Der BFH hat das Urteil des FG aufgehoben und die Sache zur anderweitigen Verhandlung an das erstinstanzliche Gericht zurückgewiesen. Dabei zeigte das Gericht einzelne bei der Neuprüfung zu beachtenden Punkte auf:

  1.  Im Rahmen der Prüfung des § 12 Abs. 2 Nr. 8 Buchst. a Satz 3, 2. Alt UStG ist vorrangig zu prüfen, welche satzungsmäßigen Zwecke in Frage kämen und ob die streitgegenständliche Tätigkeit von dem konkreten Satzungszweck erfasst ist. 
    Sind – wie im Streitfall - weder der steuerbegünstigte Zweck noch die streitgegenständlichen Tätigkeit (Blut- und Gewebetransport) konkret in der Satzung benannt, so hat das Finanzgericht durch die Auslegung der Satzung deren Einbeziehung zu prüfen.
  2. Ist die Alternative 2 des § 12 Abs. 2 Nr. 8 Buchst. a Satz 3 UStG nicht anwendbar, so ist im Rahmen des allgemeinen Zweckbetriebs die 1. Alternative des § 12 Abs. 2 Nr. 8 Buchst. a Satz 3 UStG und damit zusammenhängende Frage des unmittelbaren Wettbewerbs mit den dem allgemeinen Umsatzsteuersatz unterliegenden Unternehmern zu prüfen. Hier bestätigt das Gericht erneut seine Rechtsauffassung. Bei der Prüfung des unmittelbaren Wettbewerbs kann nach Ansicht des Gerichts in dem streitgegenständlichen Fall die Beurteilung zwischen Notfalltransporten mit Blaulicht und den sonstigen Einsätzen zu unterschiedlichen Ergebnissen führen. 
  3. Ergänzend wies das Gericht darauf hin, dass der Tatbestand „zugutekommen“ im Rahmen des § 66 Abs. 3 AO ein „karitatives Element“ erfordert und dies bei der Prüfung des § 66 AO durch die streitgegenständlichen Transportleistungen zu erfüllen wäre.

Empfehlung

Den steuerbegünstigten Körperschaften, die beabsichtigen, den ermäßigten Steuersatz (§ 12 Abs. 2 Nr. 8 Buchst. a UStG) in Anspruch zu nehmen, ist zu empfehlen, die eigene Satzung kritisch zu prüfen und die geplante Tätigkeit darunter sorgfältig zu definieren.
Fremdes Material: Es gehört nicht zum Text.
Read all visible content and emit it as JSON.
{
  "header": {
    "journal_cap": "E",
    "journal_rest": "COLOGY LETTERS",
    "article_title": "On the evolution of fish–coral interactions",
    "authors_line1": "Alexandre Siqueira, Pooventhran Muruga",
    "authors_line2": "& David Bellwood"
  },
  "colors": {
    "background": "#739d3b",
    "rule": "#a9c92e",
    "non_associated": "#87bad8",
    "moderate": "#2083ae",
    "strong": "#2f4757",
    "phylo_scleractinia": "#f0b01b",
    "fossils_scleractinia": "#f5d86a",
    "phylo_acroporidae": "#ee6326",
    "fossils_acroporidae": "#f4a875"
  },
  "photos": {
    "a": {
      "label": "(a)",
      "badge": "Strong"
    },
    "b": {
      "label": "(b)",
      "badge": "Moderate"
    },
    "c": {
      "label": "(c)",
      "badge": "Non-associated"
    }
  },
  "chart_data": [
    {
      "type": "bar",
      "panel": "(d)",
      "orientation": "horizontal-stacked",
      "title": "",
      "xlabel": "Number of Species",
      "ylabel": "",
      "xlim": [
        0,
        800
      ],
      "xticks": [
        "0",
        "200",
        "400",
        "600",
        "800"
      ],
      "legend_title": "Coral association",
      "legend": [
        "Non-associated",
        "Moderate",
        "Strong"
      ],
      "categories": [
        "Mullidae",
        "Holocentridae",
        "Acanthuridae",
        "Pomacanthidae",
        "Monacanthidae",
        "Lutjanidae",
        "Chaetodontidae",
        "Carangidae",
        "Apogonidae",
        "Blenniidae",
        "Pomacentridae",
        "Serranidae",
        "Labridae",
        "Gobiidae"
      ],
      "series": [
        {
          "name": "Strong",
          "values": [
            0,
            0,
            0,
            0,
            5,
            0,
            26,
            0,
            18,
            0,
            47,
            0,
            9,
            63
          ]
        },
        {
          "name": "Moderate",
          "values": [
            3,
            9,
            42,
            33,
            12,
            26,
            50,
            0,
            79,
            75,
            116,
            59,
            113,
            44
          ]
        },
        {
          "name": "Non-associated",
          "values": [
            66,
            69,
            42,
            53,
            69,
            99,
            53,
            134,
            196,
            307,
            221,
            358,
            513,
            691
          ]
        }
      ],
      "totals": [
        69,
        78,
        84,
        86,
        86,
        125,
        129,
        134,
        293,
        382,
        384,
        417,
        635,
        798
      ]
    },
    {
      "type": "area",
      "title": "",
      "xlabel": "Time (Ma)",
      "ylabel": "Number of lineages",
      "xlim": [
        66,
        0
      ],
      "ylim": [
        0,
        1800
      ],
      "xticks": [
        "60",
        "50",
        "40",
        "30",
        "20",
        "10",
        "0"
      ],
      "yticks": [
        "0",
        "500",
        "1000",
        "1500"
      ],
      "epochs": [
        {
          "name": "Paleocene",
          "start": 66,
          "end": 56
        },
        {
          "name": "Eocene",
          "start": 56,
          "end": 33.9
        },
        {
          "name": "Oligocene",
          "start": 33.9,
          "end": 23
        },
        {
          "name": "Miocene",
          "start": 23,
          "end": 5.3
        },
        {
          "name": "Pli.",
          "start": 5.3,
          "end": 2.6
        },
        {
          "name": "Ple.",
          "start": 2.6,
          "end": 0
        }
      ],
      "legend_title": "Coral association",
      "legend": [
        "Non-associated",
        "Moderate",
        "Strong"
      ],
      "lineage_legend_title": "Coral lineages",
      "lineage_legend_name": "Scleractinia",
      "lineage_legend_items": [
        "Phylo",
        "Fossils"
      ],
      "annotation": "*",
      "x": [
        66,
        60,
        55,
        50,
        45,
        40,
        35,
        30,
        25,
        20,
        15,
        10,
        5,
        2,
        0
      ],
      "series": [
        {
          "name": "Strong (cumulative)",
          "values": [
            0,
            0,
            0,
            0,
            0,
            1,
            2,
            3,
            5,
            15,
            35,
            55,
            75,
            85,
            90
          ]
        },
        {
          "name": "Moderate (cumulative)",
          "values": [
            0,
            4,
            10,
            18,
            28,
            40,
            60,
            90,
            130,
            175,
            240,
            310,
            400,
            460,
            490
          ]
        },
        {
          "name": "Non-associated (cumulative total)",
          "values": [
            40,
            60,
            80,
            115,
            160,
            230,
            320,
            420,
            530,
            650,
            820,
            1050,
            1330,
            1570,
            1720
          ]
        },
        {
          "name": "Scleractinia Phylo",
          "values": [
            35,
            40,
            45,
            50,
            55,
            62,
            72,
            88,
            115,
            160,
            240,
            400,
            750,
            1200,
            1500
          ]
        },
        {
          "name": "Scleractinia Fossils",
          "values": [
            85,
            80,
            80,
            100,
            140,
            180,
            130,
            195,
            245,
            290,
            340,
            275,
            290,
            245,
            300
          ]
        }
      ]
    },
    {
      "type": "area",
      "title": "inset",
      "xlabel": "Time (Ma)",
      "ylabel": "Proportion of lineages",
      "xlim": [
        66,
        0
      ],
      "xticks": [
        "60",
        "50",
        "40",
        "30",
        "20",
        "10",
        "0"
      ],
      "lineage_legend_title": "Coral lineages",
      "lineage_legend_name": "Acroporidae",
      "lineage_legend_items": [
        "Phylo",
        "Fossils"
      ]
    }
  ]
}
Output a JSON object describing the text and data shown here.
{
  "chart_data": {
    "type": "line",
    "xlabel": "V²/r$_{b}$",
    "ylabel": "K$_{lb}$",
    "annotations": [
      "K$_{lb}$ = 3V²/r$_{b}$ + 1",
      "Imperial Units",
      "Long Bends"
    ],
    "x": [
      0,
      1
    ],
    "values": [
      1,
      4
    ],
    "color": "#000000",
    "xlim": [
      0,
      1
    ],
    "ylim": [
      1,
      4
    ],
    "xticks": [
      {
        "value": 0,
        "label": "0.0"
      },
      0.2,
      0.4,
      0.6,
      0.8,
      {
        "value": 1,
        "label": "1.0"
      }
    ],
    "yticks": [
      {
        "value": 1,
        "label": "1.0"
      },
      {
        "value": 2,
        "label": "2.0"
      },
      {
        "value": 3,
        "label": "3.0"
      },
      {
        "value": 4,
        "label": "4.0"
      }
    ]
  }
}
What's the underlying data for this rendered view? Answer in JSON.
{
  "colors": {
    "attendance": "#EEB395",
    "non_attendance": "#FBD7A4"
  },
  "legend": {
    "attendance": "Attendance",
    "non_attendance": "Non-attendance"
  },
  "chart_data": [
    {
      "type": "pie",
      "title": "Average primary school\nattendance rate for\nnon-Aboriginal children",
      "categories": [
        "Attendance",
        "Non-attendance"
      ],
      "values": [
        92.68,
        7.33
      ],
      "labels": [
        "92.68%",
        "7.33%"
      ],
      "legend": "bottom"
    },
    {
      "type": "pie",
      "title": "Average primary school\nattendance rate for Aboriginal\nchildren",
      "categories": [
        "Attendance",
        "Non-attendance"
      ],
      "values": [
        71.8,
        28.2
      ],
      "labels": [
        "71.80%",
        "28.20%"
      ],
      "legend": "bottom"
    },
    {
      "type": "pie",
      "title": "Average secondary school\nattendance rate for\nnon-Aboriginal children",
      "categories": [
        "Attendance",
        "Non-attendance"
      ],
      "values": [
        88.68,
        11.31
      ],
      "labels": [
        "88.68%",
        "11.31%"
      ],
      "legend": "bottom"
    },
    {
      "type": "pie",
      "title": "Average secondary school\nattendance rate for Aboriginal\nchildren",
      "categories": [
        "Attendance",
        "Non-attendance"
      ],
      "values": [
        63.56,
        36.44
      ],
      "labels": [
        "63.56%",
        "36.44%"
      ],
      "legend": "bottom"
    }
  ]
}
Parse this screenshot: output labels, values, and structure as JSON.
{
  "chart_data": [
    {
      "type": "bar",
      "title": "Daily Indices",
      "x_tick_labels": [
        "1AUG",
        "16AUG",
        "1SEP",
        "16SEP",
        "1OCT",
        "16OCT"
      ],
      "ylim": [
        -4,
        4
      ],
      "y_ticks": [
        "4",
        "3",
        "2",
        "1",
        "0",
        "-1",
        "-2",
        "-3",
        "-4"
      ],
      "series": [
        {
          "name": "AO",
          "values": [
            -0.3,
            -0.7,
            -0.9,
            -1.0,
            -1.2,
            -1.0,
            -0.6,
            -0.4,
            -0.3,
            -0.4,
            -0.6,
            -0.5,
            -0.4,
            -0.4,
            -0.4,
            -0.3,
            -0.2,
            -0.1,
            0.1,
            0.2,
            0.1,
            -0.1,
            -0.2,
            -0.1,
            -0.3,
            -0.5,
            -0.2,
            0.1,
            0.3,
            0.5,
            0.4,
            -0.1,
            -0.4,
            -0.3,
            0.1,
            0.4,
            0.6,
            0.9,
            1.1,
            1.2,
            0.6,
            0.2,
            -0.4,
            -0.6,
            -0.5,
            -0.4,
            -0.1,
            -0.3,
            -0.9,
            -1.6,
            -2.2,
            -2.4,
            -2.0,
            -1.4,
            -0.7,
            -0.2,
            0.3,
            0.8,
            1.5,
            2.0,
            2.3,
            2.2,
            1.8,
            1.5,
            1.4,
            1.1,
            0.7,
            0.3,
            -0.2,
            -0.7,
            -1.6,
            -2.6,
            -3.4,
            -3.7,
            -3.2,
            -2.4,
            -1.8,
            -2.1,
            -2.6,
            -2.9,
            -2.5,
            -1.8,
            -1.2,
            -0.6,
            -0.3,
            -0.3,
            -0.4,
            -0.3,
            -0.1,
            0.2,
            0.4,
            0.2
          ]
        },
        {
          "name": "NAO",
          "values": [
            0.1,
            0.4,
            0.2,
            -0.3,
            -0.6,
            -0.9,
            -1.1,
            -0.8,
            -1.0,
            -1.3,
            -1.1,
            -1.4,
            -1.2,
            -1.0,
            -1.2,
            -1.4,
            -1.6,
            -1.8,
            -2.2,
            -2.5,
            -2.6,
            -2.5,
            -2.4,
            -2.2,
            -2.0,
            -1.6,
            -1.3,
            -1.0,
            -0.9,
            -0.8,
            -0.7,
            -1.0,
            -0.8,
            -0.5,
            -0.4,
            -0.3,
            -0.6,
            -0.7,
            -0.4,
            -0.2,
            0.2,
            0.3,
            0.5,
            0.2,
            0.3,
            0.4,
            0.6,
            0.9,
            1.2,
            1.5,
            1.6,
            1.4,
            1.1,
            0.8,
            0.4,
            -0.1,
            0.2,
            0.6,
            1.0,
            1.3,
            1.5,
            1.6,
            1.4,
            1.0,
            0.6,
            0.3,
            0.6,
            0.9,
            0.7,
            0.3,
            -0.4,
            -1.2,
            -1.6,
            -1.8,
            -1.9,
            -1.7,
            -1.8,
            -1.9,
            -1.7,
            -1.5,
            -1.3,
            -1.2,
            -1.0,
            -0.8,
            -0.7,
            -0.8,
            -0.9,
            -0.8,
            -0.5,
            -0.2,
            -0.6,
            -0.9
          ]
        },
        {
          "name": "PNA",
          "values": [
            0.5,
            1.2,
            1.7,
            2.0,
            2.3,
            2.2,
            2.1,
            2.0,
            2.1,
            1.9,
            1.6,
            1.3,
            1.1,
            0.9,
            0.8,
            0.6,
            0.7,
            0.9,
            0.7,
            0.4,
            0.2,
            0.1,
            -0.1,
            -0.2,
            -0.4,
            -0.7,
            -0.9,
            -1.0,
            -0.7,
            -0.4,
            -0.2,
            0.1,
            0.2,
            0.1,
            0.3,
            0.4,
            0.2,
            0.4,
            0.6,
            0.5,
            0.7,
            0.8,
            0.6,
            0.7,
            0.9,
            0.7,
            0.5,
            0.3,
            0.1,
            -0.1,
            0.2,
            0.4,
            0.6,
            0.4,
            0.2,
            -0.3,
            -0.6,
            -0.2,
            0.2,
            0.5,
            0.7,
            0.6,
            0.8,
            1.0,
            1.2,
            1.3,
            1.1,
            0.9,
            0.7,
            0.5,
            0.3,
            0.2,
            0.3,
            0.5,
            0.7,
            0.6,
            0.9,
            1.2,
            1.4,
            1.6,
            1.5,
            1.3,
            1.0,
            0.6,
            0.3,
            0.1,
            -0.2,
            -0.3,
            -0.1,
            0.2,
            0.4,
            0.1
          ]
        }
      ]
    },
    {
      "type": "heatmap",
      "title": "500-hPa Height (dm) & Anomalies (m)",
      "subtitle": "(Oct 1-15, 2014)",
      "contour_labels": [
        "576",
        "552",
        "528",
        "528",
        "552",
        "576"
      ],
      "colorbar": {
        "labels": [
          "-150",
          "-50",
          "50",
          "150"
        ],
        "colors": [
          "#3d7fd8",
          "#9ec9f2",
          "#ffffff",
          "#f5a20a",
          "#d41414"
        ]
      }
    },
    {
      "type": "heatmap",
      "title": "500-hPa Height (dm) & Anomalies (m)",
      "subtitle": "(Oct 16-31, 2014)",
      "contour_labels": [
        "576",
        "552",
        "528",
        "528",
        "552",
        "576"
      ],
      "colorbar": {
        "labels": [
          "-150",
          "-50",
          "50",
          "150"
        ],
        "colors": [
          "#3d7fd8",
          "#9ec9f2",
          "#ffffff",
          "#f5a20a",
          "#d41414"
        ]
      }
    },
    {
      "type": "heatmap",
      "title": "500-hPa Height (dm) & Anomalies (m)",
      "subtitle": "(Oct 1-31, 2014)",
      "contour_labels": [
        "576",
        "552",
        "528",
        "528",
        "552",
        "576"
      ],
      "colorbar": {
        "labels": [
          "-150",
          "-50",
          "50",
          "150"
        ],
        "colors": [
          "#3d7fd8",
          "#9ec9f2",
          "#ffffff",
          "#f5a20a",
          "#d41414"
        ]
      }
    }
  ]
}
Bestanden bisher Zweifel an der Möglichkeit einer Anwendung des ermäßigten Steuersatzes, ist entsprechend dem ergänzenden Hinweis des Gerichts auf den neu geänderten Anhang III Nr. 15 zu Art. 98 MwStSystRL und auf eine damit (eventuell) einhergehende Erweiterung des Tatbestands – so jedenfalls Teile der Lit. - zu achten. Der BFH scheint einem erweiterten Anwendungsbereich des § 12 Abs. 2 Nr. 8a UStG eher kritisch gegenüberzustehen.
 

Fazit

Der BFH bestätigt in dieser Entscheidung wiederholt seine Auffassung hinsichtlich des Erfordernisses einer eigenständigen Prüfung der Wettbewerbsverletzung in § 12 Abs. 2 Nr. 8 Buchst. a UStG unabhängig von der ertragsteuerlichen Prüfung des Wettbewerbsgedanken (§ 65 AO).

Der Wortlaut der Satzung, insbesondere die festgelegten Satzungszwecke sowie deren Verwirklichung sind mit besonderer Sorgfalt zu verfassen und stets auf deren Aktualität zu prüfen sowie ggf. an die tatsächliche Tätigkeit des steuerbegünstigten Trägers anzupassen. Nach den Hinweisen des Gerichts ist wohl eine Auslegung nicht ausgeschlossen, sollte jedoch mit Vorsicht berücksichtigt werden.